Die Schweiz knüpft die politischen Rechte ihrer Bürger im Ausland lediglich an eine einzige Bedingung: die Bürger müssen sich bei einem Kanton registrieren. Im Gegensatz zu einer Reihe anderer Länder. Einige setzen, so die Expertin, eine Minimaldauer des Auslandaufenthalts voraus. Damit wollten sie administrativen Aufwand sparen.

Andere verfahren gerade umgekehrt, indem sie das Stimm- und Wahlrecht für ihre Bürger im Ausland zeitlich beschränken. Dieses verfällt etwa in Kanada nach fünf Jahren, in Deutschland nach 25 Jahren (Für eine Länderübersicht siehe Box). Der Gedanke hinter solchen «Verfalldaten»: Wer für eine längere Zeitdauer im Ausland weilt, verliere den politischen Bezug zu seinem Heimatstaat.

Ausland nicht gleich Ausland

Diese Argumentation lasse aber die geografische Verteilung ausser Acht, denn die Zeitdauer im Ausland allein sei kein ausreichendes Indiz für die Qualität der Verbindung zum Heimatstaat, sagt Braun Binder. Wer in Nachbarstaaten lebe, könne eine lebenslange nahe Verbindung zum Heimatstaat beibehalten. 

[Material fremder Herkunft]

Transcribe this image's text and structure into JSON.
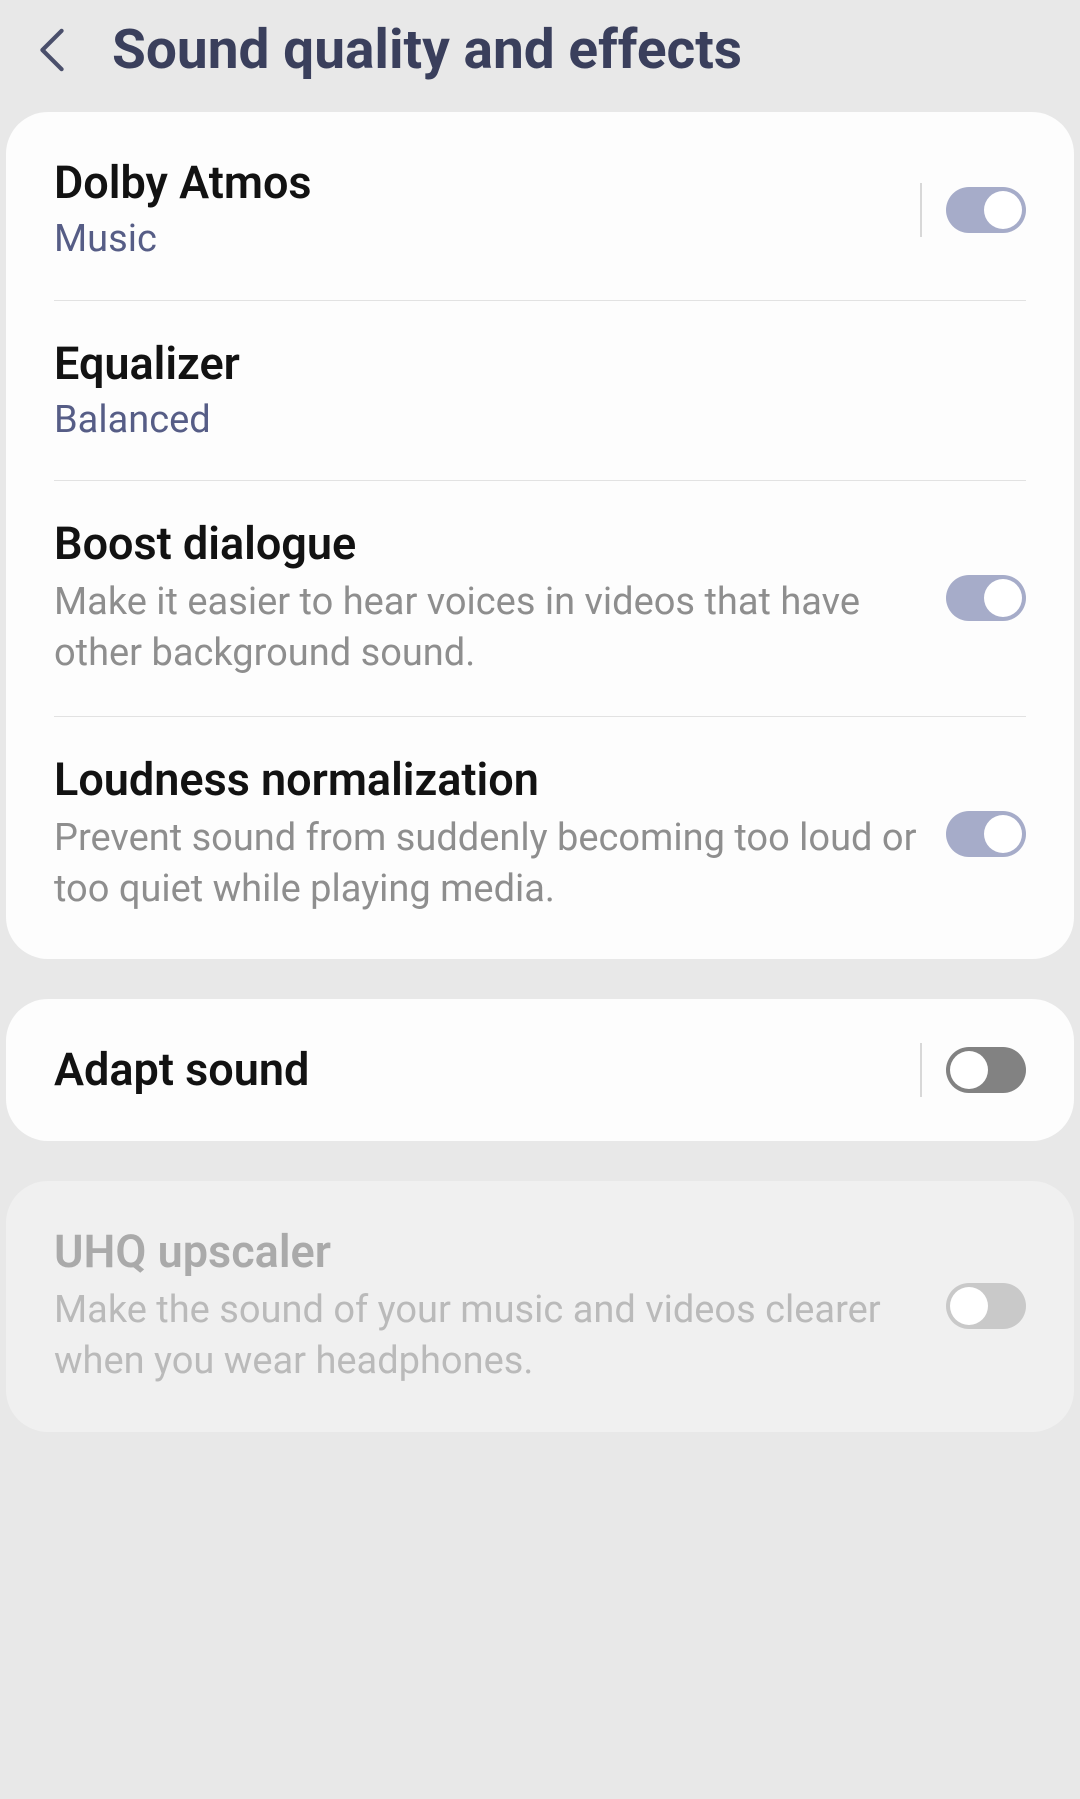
{
  "header": {
    "title": "Sound quality and effects"
  },
  "group1": {
    "dolby": {
      "title": "Dolby Atmos",
      "subtitle": "Music"
    },
    "equalizer": {
      "title": "Equalizer",
      "subtitle": "Balanced"
    },
    "boost": {
      "title": "Boost dialogue",
      "desc": "Make it easier to hear voices in videos that have other background sound."
    },
    "loudness": {
      "title": "Loudness normalization",
      "desc": "Prevent sound from suddenly becoming too loud or too quiet while playing media."
    }
  },
  "group2": {
    "adapt": {
      "title": "Adapt sound"
    }
  },
  "group3": {
    "uhq": {
      "title": "UHQ upscaler",
      "desc": "Make the sound of your music and videos clearer when you wear headphones."
    }
  }
}
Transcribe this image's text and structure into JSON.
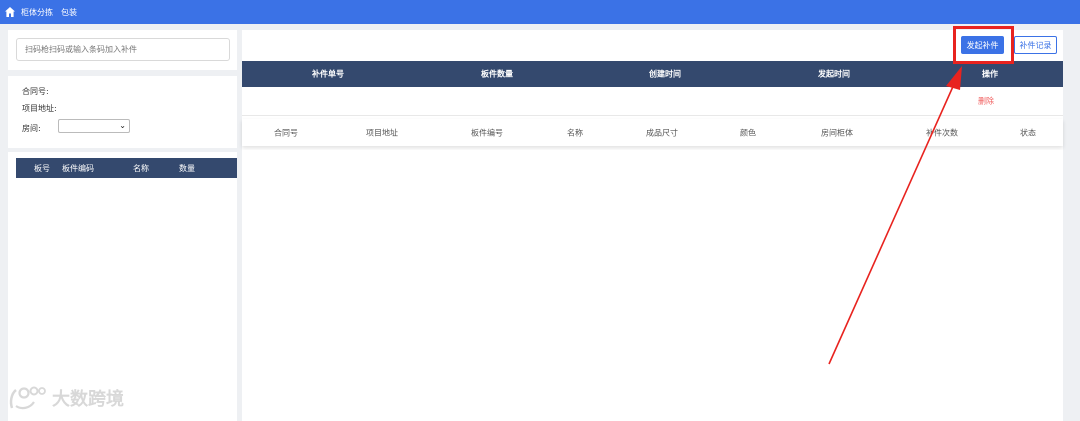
{
  "topbar": {
    "home_icon": "home-icon",
    "nav_items": [
      "柜体分拣",
      "包装"
    ],
    "bg_color": "#3b72e6"
  },
  "search": {
    "placeholder": "扫码枪扫码或输入条码加入补件"
  },
  "info": {
    "contract_label": "合同号:",
    "address_label": "项目地址:",
    "room_label": "房间:",
    "room_value": ""
  },
  "left_list": {
    "columns": [
      "板号",
      "板件编码",
      "名称",
      "数量"
    ]
  },
  "main": {
    "start_button": "发起补件",
    "record_button": "补件记录",
    "columns": [
      "补件单号",
      "板件数量",
      "创建时间",
      "发起时间",
      "操作"
    ],
    "rows": [
      {
        "delete_label": "删除"
      }
    ],
    "sub_columns": [
      "合同号",
      "项目地址",
      "板件编号",
      "名称",
      "成品尺寸",
      "颜色",
      "房间柜体",
      "补件次数",
      "状态"
    ]
  },
  "watermark": {
    "text": "大数跨境"
  },
  "colors": {
    "header_dark": "#34496e",
    "accent": "#3b72e6",
    "annotation": "#e8231f",
    "danger_text": "#f05a5a"
  }
}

«Wer in Nachbarstaaten lebt, kann eine lebenslange nahe Verbindung zum Heimatstaat beibehalten.» Nadja Braun Binder

Dagegen könnten Auslandsbürger, die in geografisch und kulturell weit vom Heimatstaat entfernten Gebieten lebten, die Bande zu ihrem Heimatstaat unter Umständen rascher lockern.

Es gibt Stimmen in der Schweiz, die nicht nur eine zeitliche, sondern eine inhaltliche Teilung der politischen Rechte für Auslandschweizer fordern. Diese sollten bei Vorlagen, die ausschliesslich das Inland betreffen, nicht mitmachen dürfen. 

Ein solcher Fall wäre etwa die Unternehmenssteuerreform III gewesen. Die Vorlage, die das Schweizer Stimmvolk im Februar 2017 überraschend klar bachab geschickt hatte, zielte auf eine erleichterte Besteuerung von ausländischen Firmen und Gesellschaften mit Sitz in der Schweiz.

Wahl- und Abstimmungsfreiheit tangiert

Wie die zeitliche wäre auch eine inhaltliche Beschränkung der politischen Partizipation nicht ohne Weiteres mit dem Grundsatz der Wahl- und Abstimmungsfreiheit gemäss Schweizerischer Bundesverfassung vereinbar. 

Dasselbe gilt laut der Rechtsexpertin auch für eine andere Einschränkung, die schon vorgeschlagen wurde: die Gewichtung der Stimmkraft der Stimmbürger im Inland aufgrund des Betrags, den jemand an Steuern entrichtet. 

Auch eine solche Aufsplittung nach dem Motto «Stimmkraft nach Steuerkraft» würde der Wahl- und Abstimmungsfreiheit zuwiderlaufen.